Fixing leaks may be the fastest and most direct first step. Reminder signs may help some students. Automatic faucets may help too, but cost more.
The evidence suggests starting with leak repair and then adding reminder signs if needed.
The decision chart in [Figure 3] helps show why evidence matters in design. You are not just picking your favorite idea. You are choosing based on criteria and information.
Actions in one part of a neighborhood can affect another part, as [Figure 4] illustrates with streets, drains, and a nearby creek. When rain falls on roofs and parking lots, water moves quickly across hard surfaces. It can pick up litter and carry it into storm drains that lead to streams.
A community that notices dirty water in a creek might gather information from a watershed map, local rainfall records, cleanup photos, and a park worker interview. The combined information may show that stormwater runoff carries trash and soil into the creek after heavy rain.
From there, the community can evaluate solutions. It might place more trash bins in busy areas, plant vegetation to hold soil, and build a rain garden that slows runoff. A rain garden is a planted area designed to catch and soak up rainwater. This helps less water rush directly into drains.
Another example is tree planting. If a schoolyard becomes very hot in summer, students can use books and weather information to learn how shade affects temperature and how trees help hold soil and support wildlife.

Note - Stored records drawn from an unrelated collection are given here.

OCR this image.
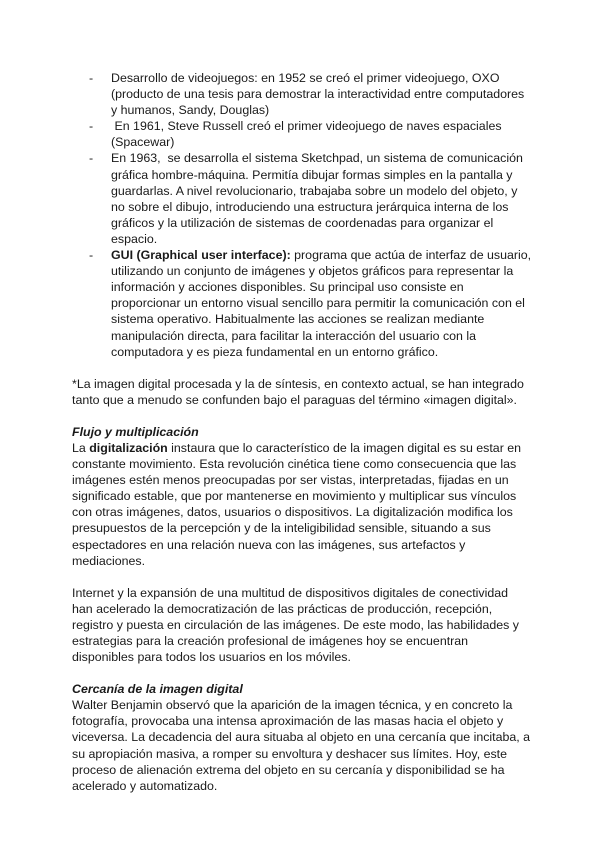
-	Desarrollo de videojuegos: en 1952 se creó el primer videojuego, OXO (producto de una tesis para demostrar la interactividad entre computadores y humanos, Sandy, Douglas)
-	En 1961, Steve Russell creó el primer videojuego de naves espaciales (Spacewar)
-	En 1963,  se desarrolla el sistema Sketchpad, un sistema de comunicación gráfica hombre-máquina. Permitía dibujar formas simples en la pantalla y guardarlas. A nivel revolucionario, trabajaba sobre un modelo del objeto, y no sobre el dibujo, introduciendo una estructura jerárquica interna de los gráficos y la utilización de sistemas de coordenadas para organizar el espacio.
-	GUI (Graphical user interface): programa que actúa de interfaz de usuario, utilizando un conjunto de imágenes y objetos gráficos para representar la información y acciones disponibles. Su principal uso consiste en proporcionar un entorno visual sencillo para permitir la comunicación con el sistema operativo. Habitualmente las acciones se realizan mediante manipulación directa, para facilitar la interacción del usuario con la computadora y es pieza fundamental en un entorno gráfico.

*La imagen digital procesada y la de síntesis, en contexto actual, se han integrado tanto que a menudo se confunden bajo el paraguas del término «imagen digital».

Flujo y multiplicación

La digitalización instaura que lo característico de la imagen digital es su estar en constante movimiento. Esta revolución cinética tiene como consecuencia que las imágenes estén menos preocupadas por ser vistas, interpretadas, fijadas en un significado estable, que por mantenerse en movimiento y multiplicar sus vínculos con otras imágenes, datos, usuarios o dispositivos. La digitalización modifica los presupuestos de la percepción y de la inteligibilidad sensible, situando a sus espectadores en una relación nueva con las imágenes, sus artefactos y mediaciones.

Internet y la expansión de una multitud de dispositivos digitales de conectividad han acelerado la democratización de las prácticas de producción, recepción, registro y puesta en circulación de las imágenes. De este modo, las habilidades y estrategias para la creación profesional de imágenes hoy se encuentran disponibles para todos los usuarios en los móviles.

Cercanía de la imagen digital

Walter Benjamin observó que la aparición de la imagen técnica, y en concreto la fotografía, provocaba una intensa aproximación de las masas hacia el objeto y viceversa. La decadencia del aura situaba al objeto en una cercanía que incitaba, a su apropiación masiva, a romper su envoltura y deshacer sus límites. Hoy, este proceso de alienación extrema del objeto en su cercanía y disponibilidad se ha acelerado y automatizado.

They may compare native trees that need less water with trees that need more care. Then they can choose a tree-planting plan that best fits the place.

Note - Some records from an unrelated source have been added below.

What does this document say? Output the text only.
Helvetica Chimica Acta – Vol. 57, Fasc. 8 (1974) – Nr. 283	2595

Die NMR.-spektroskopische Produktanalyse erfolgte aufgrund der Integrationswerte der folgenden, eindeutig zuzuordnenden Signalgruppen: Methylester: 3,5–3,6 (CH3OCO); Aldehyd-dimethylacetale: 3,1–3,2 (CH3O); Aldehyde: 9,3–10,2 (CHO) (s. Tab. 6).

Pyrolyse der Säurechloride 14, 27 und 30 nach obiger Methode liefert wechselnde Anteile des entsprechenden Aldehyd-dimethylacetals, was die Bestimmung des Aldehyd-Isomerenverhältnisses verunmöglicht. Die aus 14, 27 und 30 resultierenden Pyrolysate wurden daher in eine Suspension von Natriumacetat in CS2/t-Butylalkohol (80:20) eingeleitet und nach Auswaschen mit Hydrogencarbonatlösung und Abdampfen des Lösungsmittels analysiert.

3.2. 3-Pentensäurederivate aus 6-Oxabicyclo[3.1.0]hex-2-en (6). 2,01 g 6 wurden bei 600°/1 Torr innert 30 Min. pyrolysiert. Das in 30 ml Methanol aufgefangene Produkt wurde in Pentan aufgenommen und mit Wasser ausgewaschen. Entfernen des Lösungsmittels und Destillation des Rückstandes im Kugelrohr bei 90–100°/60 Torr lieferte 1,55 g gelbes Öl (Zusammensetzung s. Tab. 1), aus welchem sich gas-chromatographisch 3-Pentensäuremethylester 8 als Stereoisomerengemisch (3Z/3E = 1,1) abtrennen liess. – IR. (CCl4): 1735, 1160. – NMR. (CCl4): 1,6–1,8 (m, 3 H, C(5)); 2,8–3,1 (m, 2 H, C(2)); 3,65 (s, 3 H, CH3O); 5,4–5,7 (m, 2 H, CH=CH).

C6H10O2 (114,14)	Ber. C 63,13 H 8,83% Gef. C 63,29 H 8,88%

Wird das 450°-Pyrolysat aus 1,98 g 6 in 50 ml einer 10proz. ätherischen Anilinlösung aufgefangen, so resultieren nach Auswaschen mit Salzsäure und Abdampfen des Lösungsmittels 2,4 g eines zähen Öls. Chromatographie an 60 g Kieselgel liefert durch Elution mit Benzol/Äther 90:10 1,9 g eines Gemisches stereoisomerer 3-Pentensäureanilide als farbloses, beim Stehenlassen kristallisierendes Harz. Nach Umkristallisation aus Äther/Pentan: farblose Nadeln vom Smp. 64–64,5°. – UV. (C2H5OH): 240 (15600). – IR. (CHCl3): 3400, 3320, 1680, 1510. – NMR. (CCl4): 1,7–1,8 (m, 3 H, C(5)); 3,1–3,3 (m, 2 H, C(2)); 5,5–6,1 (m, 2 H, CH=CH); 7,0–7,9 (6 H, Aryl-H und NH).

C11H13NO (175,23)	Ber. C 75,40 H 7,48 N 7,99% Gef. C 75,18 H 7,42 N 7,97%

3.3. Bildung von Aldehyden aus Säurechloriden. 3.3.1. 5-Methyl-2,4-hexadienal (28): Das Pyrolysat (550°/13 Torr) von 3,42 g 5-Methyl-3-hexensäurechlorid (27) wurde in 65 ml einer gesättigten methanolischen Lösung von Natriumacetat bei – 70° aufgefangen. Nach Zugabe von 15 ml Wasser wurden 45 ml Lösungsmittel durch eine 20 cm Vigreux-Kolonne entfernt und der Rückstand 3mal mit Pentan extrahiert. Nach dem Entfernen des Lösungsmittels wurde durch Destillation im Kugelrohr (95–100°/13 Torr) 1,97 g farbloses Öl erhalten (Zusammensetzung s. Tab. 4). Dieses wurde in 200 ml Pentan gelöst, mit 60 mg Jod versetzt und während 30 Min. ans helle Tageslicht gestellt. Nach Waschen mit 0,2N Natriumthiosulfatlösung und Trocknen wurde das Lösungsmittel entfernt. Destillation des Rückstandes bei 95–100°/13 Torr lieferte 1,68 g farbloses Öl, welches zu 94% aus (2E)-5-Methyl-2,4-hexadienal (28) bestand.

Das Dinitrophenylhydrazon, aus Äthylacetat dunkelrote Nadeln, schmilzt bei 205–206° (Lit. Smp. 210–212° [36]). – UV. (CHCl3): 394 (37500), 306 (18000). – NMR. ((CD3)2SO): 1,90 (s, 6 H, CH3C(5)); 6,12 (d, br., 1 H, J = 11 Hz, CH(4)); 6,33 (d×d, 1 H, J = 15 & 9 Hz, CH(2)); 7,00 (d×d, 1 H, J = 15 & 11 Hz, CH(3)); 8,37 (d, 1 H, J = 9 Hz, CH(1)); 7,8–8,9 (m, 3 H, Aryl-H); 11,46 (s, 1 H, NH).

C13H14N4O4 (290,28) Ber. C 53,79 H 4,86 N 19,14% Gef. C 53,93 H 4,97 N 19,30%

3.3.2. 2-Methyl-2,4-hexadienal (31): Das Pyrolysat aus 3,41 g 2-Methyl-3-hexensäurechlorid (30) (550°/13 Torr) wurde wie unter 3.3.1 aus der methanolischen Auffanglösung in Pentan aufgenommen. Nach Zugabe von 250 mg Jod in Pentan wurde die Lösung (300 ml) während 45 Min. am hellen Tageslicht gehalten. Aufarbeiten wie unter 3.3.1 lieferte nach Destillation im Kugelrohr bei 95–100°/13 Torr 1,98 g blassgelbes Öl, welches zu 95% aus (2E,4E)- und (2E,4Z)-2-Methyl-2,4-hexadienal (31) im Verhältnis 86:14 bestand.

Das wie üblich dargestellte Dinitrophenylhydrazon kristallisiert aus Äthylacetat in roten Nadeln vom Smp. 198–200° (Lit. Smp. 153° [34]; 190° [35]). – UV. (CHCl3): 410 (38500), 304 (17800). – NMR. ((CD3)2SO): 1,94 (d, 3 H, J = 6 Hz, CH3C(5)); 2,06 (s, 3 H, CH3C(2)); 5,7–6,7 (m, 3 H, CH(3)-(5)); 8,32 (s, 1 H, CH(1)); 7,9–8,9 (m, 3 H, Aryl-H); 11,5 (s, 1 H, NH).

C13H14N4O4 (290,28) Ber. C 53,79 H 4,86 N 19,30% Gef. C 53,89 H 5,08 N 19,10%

One mature tree can help in several ways at once. It can provide shade, slow rainwater, hold soil with roots, and offer habitat for living things such as birds and insects.
Plastic waste is another community problem. A town may use reports from waste services, photos of littered parks, and surveys of what people throw away. If much of the waste is single-use plastic bottles, a useful solution might include refill stations and reusable bottles instead of only adding more trash cans.

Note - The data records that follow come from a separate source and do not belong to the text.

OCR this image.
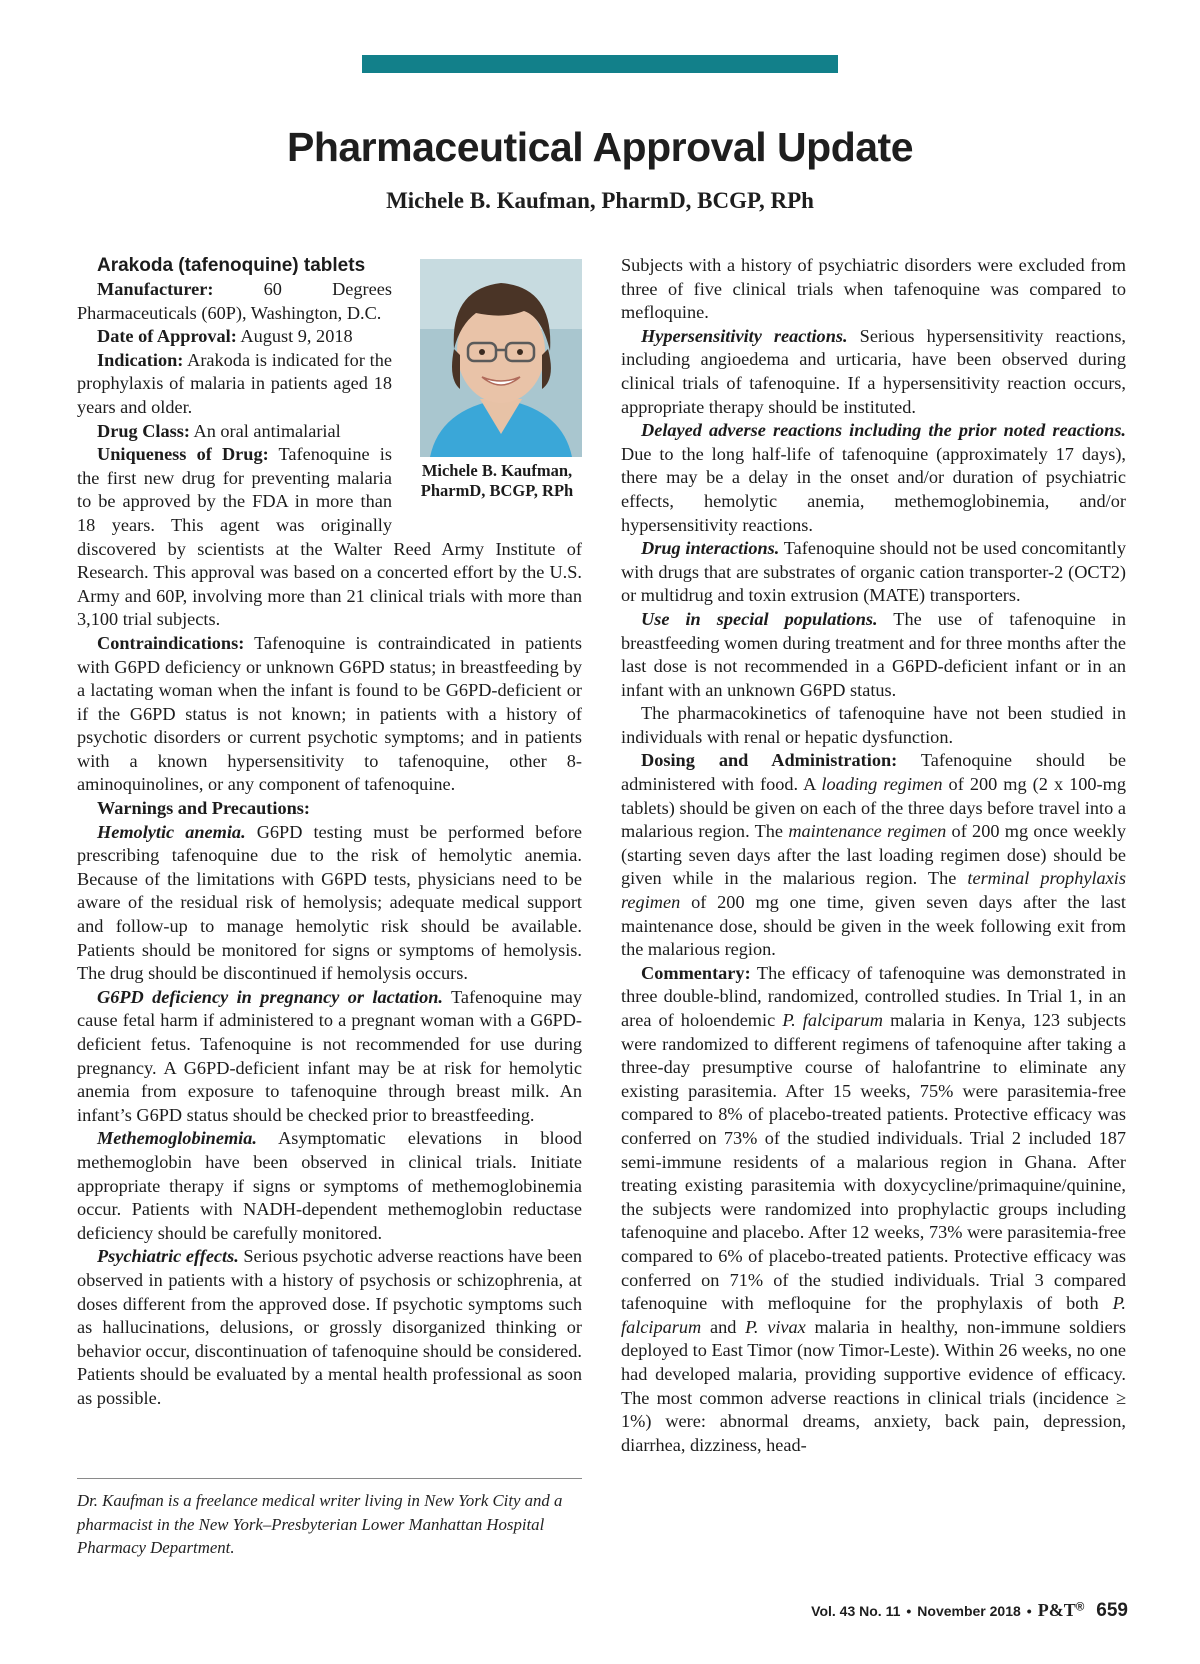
Pharmaceutical Approval Update
Michele B. Kaufman, PharmD, BCGP, RPh
Michele B. Kaufman,
PharmD, BCGP, RPh

Arakoda (tafenoquine) tablets

Manufacturer:	60 Degrees Pharmaceuticals (60P), Washington, D.C.

Date of Approval: August 9, 2018

Indication: Arakoda is indicated for the prophylaxis of malaria in patients aged 18 years and older.

Drug Class: An oral antimalarial

Uniqueness of Drug: Tafenoquine is the first new drug for preventing malaria to be approved by the FDA in more than 18 years. This agent was originally discovered by scientists at the Walter Reed Army Institute of Research. This approval was based on a concerted effort by the U.S. Army and 60P, involving more than 21 clinical trials with more than 3,100 trial subjects.

Contraindications: Tafenoquine is contraindicated in patients with G6PD deficiency or unknown G6PD status; in breastfeeding by a lactating woman when the infant is found to be G6PD-deficient or if the G6PD status is not known; in patients with a history of psychotic disorders or current psychotic symptoms; and in patients with a known hypersensitivity to tafenoquine, other 8-aminoquinolines, or any component of tafenoquine.

Warnings and Precautions:

Hemolytic anemia. G6PD testing must be performed before prescribing tafenoquine due to the risk of hemolytic anemia. Because of the limitations with G6PD tests, physicians need to be aware of the residual risk of hemolysis; adequate medical support and follow-up to manage hemolytic risk should be available. Patients should be monitored for signs or symptoms of hemolysis. The drug should be discontinued if hemolysis occurs.

G6PD deficiency in pregnancy or lactation. Tafenoquine may cause fetal harm if administered to a pregnant woman with a G6PD-deficient fetus. Tafenoquine is not recommended for use during pregnancy. A G6PD-deficient infant may be at risk for hemolytic anemia from exposure to tafenoquine through breast milk. An infant’s G6PD status should be checked prior to breastfeeding.

Methemoglobinemia. Asymptomatic elevations in blood methemoglobin have been observed in clinical trials. Initiate appropriate therapy if signs or symptoms of methemoglobinemia occur. Patients with NADH-dependent methemoglobin reductase deficiency should be carefully monitored.

Psychiatric effects. Serious psychotic adverse reactions have been observed in patients with a history of psychosis or schizophrenia, at doses different from the approved dose. If psychotic symptoms such as hallucinations, delusions, or grossly disorganized thinking or behavior occur, discontinuation of tafenoquine should be considered. Patients should be evaluated by a mental health professional as soon as possible.

Dr. Kaufman is a freelance medical writer living in New York City and a pharmacist in the New York–Presbyterian Lower Manhattan Hospital Pharmacy Department.

Subjects with a history of psychiatric disorders were excluded from three of five clinical trials when tafenoquine was compared to mefloquine.

Hypersensitivity reactions. Serious hypersensitivity reactions, including angioedema and urticaria, have been observed during clinical trials of tafenoquine. If a hypersensitivity reaction occurs, appropriate therapy should be instituted.

Delayed adverse reactions including the prior noted reactions. Due to the long half-life of tafenoquine (approximately 17 days), there may be a delay in the onset and/or duration of psychiatric effects, hemolytic anemia, methemoglobinemia, and/or hypersensitivity reactions.

Drug interactions. Tafenoquine should not be used concomitantly with drugs that are substrates of organic cation transporter-2 (OCT2) or multidrug and toxin extrusion (MATE) transporters.

Use in special populations. The use of tafenoquine in breastfeeding women during treatment and for three months after the last dose is not recommended in a G6PD-deficient infant or in an infant with an unknown G6PD status.

The pharmacokinetics of tafenoquine have not been studied in individuals with renal or hepatic dysfunction.

Dosing and Administration: Tafenoquine should be administered with food. A loading regimen of 200 mg (2 x 100-mg tablets) should be given on each of the three days before travel into a malarious region. The maintenance regimen of 200 mg once weekly (starting seven days after the last loading regimen dose) should be given while in the malarious region. The terminal prophylaxis regimen of 200 mg one time, given seven days after the last maintenance dose, should be given in the week following exit from the malarious region.

Commentary: The efficacy of tafenoquine was demonstrated in three double-blind, randomized, controlled studies. In Trial 1, in an area of holoendemic P. falciparum malaria in Kenya, 123 subjects were randomized to different regimens of tafenoquine after taking a three-day presumptive course of halofantrine to eliminate any existing parasitemia. After 15 weeks, 75% were parasitemia-free compared to 8% of placebo-treated patients. Protective efficacy was conferred on 73% of the studied individuals. Trial 2 included 187 semi-immune residents of a malarious region in Ghana. After treating existing parasitemia with doxycycline/primaquine/quinine, the subjects were randomized into prophylactic groups including tafenoquine and placebo. After 12 weeks, 73% were parasitemia-free compared to 6% of placebo-treated patients. Protective efficacy was conferred on 71% of the studied individuals. Trial 3 compared tafenoquine with mefloquine for the prophylaxis of both P. falciparum and P. vivax malaria in healthy, non-immune soldiers deployed to East Timor (now Timor-Leste). Within 26 weeks, no one had developed malaria, providing supportive evidence of efficacy. The most common adverse reactions in clinical trials (incidence ≥ 1%) were: abnormal dreams, anxiety, back pain, depression, diarrhea, dizziness, head-

Vol. 43 No. 11 • November 2018 • P&T® 659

The neighborhood example in [Figure 4] shows an important idea: environmental problems are often connected. Water flow, land surfaces, trash, plants, and human choices all interact.
After choosing a solution, communities need to check whether it works. This means collecting evidence again. If a school adds recycling bins, it can observe whether less recyclable material ends up in the trash. If a town plants grass on a bare slope, it can watch whether muddy runoff decreases after rain.
Evidence can come from counting, measuring, observing, and comparing before and after. For example, a class may count the number of plastic bottles thrown away in one week before a refill station is installed and count again later. If the number drops, that is evidence the solution is helping.
Sometimes a solution works partly but not fully. Then people revise it. Maybe bins need clearer labels. Maybe signs should be placed closer to sinks. Maybe a rain garden needs a better location. Good problem solvers improve solutions over time.
Science and engineering work together
Science helps explain why a phenomenon happens. Engineering uses that understanding to design and improve solutions. When a community studies erosion, pollution, or waste, it often uses both science and engineering thinking.
This is why combining information is so powerful. Books can explain how a system works, local media can show what is happening now, and observations can reveal what the community still needs. When those parts are combined carefully, people can protect Earth's resources in smarter ways.
As you learn to use sources, keep asking yourself a few strong questions: What problem am I trying to explain or solve? Which sources are most reliable? What facts agree across several sources? What new understanding do I get when I combine these facts? Which solution best protects resources and the environment?
These questions help you move from simply finding information to truly using it. That is an important skill in science, engineering, and everyday life. Communities need people who can look carefully, think clearly, and choose solutions based on evidence.